Maternal smoking, birth weight, infant death, and the self-selection problem
- PMID: 356609
- DOI: 10.1016/0002-9378(78)90253-3
Maternal smoking, birth weight, infant death, and the self-selection problem
Abstract
Several aspects of the relationship between maternal smoking and birth weights of infants are discussed. No satisfactory explanation for Yerushalmy's results has been given other than that low birth weight appears to relate more to the smoker than to the smoking. Recent studies by Silverman support this position. The possibility that nicotine may induce a physiologic response that serves to alleviate bioenergetic deficiency in some individuals should not be overlooked. In this view, both smoking and low birth weight are symptoms of deficient maternal bioenergetic systems.

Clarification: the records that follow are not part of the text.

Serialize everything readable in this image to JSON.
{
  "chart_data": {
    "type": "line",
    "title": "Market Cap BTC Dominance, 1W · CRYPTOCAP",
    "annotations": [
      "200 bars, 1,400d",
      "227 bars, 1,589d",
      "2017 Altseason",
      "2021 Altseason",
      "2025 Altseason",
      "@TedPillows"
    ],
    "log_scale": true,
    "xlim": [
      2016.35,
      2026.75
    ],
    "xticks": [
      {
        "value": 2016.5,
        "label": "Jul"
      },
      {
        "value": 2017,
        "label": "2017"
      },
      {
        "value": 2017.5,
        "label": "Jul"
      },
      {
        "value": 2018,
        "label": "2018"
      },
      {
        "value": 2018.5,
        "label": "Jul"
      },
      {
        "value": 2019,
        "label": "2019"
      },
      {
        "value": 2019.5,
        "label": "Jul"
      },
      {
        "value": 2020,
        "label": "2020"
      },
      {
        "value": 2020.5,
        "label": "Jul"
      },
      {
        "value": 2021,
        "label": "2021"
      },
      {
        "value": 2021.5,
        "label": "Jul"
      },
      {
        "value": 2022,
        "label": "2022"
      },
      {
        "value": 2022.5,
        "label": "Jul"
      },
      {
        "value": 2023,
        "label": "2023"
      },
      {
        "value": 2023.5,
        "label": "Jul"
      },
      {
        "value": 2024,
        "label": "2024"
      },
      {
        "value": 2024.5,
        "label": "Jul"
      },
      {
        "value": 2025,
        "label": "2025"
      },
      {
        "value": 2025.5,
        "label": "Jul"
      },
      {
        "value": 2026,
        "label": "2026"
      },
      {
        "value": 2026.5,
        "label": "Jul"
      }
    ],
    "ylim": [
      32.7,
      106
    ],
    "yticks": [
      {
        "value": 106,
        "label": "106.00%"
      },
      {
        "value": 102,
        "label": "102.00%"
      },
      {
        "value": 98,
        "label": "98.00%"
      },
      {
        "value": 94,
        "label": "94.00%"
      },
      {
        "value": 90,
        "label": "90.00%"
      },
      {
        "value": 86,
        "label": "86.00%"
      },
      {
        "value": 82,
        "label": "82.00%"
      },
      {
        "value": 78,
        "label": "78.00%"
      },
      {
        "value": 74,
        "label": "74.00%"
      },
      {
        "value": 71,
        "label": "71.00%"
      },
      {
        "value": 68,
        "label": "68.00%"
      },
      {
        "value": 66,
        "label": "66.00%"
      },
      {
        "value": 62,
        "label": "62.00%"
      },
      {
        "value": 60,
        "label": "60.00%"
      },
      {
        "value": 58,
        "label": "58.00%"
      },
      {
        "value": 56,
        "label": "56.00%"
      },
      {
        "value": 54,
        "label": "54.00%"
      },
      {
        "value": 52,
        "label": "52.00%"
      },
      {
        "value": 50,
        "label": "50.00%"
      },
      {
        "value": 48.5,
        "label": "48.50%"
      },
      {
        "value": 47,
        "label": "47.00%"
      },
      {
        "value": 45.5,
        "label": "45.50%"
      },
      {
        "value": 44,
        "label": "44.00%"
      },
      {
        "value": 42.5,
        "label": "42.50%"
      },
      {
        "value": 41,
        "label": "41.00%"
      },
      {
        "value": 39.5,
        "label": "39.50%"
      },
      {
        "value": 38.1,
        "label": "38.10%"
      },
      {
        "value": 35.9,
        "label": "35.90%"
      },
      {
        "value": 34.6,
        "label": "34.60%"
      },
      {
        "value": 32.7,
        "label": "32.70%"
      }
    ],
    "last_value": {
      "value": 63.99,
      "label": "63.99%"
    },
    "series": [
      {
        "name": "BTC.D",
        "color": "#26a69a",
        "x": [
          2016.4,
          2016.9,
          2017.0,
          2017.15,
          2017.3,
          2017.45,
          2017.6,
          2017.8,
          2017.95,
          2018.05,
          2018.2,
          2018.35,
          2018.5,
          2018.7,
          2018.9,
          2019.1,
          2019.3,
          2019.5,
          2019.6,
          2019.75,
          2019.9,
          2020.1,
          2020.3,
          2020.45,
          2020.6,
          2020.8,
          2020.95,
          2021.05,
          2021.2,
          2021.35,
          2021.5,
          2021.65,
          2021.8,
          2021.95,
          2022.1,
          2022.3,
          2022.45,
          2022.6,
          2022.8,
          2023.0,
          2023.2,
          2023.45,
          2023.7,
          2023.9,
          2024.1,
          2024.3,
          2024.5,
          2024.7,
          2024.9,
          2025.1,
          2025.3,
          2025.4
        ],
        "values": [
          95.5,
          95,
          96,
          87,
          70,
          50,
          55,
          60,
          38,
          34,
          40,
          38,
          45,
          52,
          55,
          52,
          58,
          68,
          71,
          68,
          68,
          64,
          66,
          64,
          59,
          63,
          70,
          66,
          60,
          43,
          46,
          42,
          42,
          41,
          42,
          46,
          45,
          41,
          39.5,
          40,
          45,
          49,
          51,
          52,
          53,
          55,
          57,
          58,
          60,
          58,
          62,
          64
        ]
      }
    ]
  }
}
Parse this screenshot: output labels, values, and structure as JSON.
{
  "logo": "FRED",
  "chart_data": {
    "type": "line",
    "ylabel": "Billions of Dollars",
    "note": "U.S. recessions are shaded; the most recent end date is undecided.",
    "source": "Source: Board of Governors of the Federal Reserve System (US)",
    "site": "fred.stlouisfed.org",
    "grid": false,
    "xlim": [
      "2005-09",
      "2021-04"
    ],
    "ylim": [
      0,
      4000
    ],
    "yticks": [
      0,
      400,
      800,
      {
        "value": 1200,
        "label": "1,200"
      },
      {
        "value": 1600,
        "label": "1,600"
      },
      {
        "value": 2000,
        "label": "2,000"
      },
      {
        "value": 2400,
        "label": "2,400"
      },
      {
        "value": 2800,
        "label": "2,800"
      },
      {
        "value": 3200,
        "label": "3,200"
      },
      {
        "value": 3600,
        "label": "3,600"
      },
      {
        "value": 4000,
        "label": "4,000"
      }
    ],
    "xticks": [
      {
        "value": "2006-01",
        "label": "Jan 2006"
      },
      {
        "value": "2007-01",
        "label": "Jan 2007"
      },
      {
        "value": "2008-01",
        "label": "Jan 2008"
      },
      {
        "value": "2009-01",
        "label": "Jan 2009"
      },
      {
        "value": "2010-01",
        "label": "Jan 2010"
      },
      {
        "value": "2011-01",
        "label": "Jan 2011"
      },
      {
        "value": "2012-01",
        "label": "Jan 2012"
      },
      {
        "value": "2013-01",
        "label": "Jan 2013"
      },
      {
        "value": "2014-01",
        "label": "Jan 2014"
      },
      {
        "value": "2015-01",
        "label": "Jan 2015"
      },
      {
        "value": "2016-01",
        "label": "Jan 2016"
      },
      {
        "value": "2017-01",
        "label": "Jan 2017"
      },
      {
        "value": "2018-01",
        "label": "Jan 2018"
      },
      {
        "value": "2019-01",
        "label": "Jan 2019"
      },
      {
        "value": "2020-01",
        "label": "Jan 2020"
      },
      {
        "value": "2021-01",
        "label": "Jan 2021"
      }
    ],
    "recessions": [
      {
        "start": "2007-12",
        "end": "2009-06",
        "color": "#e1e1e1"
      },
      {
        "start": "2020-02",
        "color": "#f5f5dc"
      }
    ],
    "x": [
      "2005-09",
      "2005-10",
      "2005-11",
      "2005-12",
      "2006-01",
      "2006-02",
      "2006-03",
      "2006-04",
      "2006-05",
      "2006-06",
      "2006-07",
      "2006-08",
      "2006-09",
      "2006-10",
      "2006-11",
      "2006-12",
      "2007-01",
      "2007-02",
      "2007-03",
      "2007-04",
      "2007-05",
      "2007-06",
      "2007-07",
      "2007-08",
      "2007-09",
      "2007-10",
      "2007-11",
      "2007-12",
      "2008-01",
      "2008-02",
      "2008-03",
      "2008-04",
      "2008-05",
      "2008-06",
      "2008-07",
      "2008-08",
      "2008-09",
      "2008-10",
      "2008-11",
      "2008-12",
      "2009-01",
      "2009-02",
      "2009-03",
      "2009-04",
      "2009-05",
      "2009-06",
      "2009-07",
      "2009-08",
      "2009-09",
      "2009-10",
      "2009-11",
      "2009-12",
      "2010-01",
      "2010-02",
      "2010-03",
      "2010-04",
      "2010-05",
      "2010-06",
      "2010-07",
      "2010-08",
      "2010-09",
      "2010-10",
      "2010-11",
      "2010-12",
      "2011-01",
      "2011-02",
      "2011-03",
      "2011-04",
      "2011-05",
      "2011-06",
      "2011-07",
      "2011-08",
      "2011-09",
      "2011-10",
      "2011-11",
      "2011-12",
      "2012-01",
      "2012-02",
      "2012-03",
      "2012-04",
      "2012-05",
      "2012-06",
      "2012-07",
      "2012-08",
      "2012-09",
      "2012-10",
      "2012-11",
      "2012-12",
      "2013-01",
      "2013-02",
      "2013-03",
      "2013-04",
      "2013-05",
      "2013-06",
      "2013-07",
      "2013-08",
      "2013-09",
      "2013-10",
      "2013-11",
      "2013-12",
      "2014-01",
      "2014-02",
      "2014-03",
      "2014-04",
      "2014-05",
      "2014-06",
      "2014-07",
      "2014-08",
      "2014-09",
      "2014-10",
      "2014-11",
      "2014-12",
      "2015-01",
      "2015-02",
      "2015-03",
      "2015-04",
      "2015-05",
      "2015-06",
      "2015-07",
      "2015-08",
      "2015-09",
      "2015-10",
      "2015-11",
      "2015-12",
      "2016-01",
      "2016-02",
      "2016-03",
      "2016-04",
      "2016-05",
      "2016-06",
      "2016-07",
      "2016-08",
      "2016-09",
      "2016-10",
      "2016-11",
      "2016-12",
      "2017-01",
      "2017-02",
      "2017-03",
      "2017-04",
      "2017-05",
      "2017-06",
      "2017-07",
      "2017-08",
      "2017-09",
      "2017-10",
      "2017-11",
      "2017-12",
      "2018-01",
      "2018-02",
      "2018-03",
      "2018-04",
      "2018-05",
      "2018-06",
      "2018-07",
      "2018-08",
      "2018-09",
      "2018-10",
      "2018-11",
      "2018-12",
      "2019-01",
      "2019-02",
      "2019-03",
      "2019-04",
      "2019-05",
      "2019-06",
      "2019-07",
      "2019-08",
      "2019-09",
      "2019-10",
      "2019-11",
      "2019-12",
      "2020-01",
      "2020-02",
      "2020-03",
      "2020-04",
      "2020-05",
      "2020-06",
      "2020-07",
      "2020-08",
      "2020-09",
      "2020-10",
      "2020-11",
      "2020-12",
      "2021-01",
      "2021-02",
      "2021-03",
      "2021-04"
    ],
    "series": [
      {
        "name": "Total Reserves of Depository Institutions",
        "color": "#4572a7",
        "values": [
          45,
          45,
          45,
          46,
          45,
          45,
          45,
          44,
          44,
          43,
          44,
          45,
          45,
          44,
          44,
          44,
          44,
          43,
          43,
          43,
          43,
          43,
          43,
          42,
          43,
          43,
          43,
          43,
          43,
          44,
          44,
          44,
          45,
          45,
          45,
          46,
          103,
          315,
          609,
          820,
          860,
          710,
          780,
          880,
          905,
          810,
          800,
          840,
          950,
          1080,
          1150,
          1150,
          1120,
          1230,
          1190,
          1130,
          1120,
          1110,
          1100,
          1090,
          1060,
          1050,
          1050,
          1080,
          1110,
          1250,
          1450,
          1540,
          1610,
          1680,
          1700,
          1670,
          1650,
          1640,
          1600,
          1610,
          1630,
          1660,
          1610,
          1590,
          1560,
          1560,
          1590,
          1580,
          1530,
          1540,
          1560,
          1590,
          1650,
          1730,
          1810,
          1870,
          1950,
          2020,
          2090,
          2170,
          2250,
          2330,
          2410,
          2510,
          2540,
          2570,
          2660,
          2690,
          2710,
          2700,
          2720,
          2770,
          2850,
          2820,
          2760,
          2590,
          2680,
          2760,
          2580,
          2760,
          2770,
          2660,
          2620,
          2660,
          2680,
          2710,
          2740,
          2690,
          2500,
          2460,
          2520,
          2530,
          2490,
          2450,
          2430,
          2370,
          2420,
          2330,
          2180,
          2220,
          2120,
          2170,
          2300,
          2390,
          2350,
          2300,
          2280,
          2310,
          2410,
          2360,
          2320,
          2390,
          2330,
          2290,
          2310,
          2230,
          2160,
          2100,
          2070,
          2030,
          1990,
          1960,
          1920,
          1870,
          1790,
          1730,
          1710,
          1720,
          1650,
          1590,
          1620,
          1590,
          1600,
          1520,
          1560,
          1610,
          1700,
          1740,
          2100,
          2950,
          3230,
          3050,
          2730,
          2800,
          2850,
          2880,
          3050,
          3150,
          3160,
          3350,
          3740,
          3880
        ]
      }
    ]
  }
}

PIP: The literature is reviewed in terms of 4 questions of importance to the issue of maternal smoking--infant birth weight and health studies: 1) inference of causality from correlation; 2) the constitutional hypothesis; 3) maternal and fetal constitutional factors associated with low birth weight and perinatal death; and 4) environmental factors associated with low birth weight and perinatal death. Only a few maternal smoking-infant health studies used the invalid method of inference of causality from correlation. There is an underlying biological rationale supporting the constitutional hypothesis that appears to explain lower mean birth weights of children of women who smoke, compared with birth weights of children of nonsmokers. Examination of the National Institute of Neurological Diseases and Stroke findings shows the following maternal constitutional factors, on the average, among those delivered of infants with low birth weights: low prepregnant weight, shortness of stature, and, tentatively, hyperthyroidism. Maternal factors associated with elevated perinatal mortality rates include diabetes mellitus, higher prepregnant weight ranges and taller maternal heights, advanced maternal age, low maternal age, birth weight of less than 2501 grams for last prior child, and male sex of infant. Environmental factors associated with low birth weight and detrimental health characteristics include elevated levels of carbon monoxide and ionization radiation, low socioeconomic index of the family, alcohol consumption, and high altitude. As yet there has not been a definitive analysis of the relationship between maternal smoking and low birth weight and perinatal death that simultaneously considers constitutional factors such as maternal height and weight and other factors such as parity and birthweight of less than 2500 grams for a preceding child.